Fall signals the arrival of gourds. Lots of gourds in every shape, size, and color. These varietal types of cucurbits are related to squash and pumpkins but are generally used as décor. Can you eat gourds though? Let’s learn more.
Can You Eat Gourds?
Gourd edibility is negotiable, but history indicates that some were eaten, at least in part. First, we have to determine what is a gourd before going into ways to eat gourds.
You can probably find a gourd shaped like anything you can imagine. Whether warty, smooth, or bearing strange protuberances, gourds exceed the imagination and give wings to creativity. Are gourds edible though? That is a subject for debate, considering the interior flesh is minimal and hardly worth the effort.
If you are really desperate, you might consider eating decorative gourds. After all, they are usually sold in the produce section. Many native tribes used the seeds, but there is no record of wild gourd flesh being eaten.
This is probably due to the unpalatability, which is said to be bitter and tart. Additionally, most gourds are small, and there is relatively little flesh to make the effort of cracking one open sensible. Decorative gourds are dried, and the pith is shriveled and hard. For these reasons, eating decorative gourds is probably inadvisable.
Gourd Edibility – Are There Ways to Eat Gourds?
The flesh won’t kill you and probably has some nutrient benefits just like squash. If you wish to attempt the dish, select young fruit that hasn’t fully ripened and is not dry. You can prepare it just like you would pumpkin, by paring away the rind and removing the seeds.
Bake or steam it and season the heck out of it to cover up any bitter flavor. You can also cut up the flesh and boil it for 15 to 20 minutes or until tender. For seasoning, think bold flavors like those used in Asian or Indian cuisine which will help disguise any harsh notes.

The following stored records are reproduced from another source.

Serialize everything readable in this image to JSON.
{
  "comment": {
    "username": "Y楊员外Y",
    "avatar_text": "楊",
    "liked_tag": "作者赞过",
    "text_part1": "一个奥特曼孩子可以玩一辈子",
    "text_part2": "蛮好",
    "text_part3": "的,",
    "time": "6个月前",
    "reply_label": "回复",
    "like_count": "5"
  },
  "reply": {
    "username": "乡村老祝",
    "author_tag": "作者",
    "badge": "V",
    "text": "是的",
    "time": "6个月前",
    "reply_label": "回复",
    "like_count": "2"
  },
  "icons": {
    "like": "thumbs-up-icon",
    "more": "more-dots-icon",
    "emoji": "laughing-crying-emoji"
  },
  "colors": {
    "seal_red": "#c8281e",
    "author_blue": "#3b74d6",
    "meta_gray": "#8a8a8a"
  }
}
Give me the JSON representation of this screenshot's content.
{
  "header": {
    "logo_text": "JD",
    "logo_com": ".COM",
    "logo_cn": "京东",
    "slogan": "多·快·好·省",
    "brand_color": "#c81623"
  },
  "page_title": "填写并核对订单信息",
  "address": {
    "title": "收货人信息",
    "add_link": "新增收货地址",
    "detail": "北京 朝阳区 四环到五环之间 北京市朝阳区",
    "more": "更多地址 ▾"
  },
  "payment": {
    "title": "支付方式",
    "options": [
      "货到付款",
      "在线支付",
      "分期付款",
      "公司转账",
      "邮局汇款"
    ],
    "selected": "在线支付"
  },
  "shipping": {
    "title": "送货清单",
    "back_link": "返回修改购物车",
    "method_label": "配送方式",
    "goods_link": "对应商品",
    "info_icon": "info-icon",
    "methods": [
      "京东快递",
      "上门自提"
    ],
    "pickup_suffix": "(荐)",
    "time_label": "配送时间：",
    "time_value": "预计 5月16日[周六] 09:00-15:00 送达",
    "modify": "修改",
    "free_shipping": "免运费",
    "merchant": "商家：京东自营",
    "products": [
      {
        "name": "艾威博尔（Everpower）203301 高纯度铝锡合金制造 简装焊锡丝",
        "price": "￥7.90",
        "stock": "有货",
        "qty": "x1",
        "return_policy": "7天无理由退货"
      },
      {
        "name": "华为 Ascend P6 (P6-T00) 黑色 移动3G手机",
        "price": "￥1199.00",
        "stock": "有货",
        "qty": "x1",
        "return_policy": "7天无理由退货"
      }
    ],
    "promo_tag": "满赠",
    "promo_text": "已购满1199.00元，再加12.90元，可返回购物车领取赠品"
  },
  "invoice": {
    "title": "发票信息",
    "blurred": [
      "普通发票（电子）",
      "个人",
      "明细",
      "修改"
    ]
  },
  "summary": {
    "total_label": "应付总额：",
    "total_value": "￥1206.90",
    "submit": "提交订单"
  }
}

The most commonly eaten gourds are Asian. Again, they are picked young and under ripe to ensure less harsh flavor. Among these are sponge (or Luffa) and bottle (or Calabash). There is also an Italian gourd called cucuzza.
The Turk’s Turban is actually quite delicious with a delicate, sweet flavor and soft flesh when cooked. However, for overall taste and ease of preparation, standard squash varieties are better used in cooking. Leave the ornamental varieties for décor, bird houses, or as sponges.